Inadequate Disclosure Costs Mutual Fund
By Mitchell S. Ostwald
The Dreyfus Corporation agreed to pay nearly $3 million to resolve charges brought by the Securities and Exchange Commissions (SEC) and the New York State Attorney General that the firm made inadequate or false disclosures about its once-hot Dreyfus Aggressive Growth Fund.
It was alleged that the Aggressive Growth Fund's performance was pumped up because of a disproportionate volume of stock the former fund manager, Michael Schonberg, was offered in initial public offerings (IPO).
The IPO's performed incredibly well, which provided a return of over a 119% during the eight months following its September, 1995 debut. Eighty-three percentage points of that return came from first-day gains of newly public stocks, according to the SEC order. Later, the funds performance dropped dramatically.
As part of the SEC settlement, neither Dreyfus nor Mr. Schonberg admitted nor denied guilt. Neither the SEC nor the New York State Attorney General's office had determined intentional wrongdoing by Dreyfus or its employees. Notwithstanding, Dreyfus thought it was in the best interest of its shareholders to resolve the case at this time.
While the SEC didn't find improper personal trading by Mr. Schonberg, the agency charged that Dreyfus didn't take appropriate steps to determine whether his personal trading created potential conflicts of interest.
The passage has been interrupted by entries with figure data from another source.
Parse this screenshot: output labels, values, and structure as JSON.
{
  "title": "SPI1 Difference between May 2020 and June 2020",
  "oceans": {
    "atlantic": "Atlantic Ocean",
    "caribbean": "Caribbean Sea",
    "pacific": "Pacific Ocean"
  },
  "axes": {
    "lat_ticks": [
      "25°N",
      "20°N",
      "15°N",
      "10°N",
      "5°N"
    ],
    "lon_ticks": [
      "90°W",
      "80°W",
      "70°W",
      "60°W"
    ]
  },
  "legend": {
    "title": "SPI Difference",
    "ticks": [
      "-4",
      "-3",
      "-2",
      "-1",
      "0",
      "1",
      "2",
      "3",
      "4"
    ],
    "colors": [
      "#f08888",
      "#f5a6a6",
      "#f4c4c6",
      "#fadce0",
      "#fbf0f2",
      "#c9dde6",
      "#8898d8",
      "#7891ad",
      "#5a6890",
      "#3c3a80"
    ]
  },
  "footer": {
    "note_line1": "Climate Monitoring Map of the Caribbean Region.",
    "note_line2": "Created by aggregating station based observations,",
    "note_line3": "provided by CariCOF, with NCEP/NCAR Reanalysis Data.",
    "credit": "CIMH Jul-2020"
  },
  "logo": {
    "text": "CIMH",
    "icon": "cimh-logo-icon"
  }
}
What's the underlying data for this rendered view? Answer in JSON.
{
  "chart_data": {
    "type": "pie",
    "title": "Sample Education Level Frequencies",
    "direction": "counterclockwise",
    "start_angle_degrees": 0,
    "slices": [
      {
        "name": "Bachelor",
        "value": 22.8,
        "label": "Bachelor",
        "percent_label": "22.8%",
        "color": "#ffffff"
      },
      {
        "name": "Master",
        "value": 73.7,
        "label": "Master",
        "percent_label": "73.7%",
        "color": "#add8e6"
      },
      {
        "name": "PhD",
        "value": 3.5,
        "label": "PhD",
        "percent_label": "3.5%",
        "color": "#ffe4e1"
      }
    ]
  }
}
This represents the continuing efforts of the SEC, as well as the NASD, including through legislation before Congress to require more accurate disclosures to investors on mutual fund companies. What this ruling does indicate is that while it is not illegal to have an unequal IPO distribution, regardless of the basis of how and why a fund performs well, honest and forthright disclosure must accompany a mutual fund company's disclosure.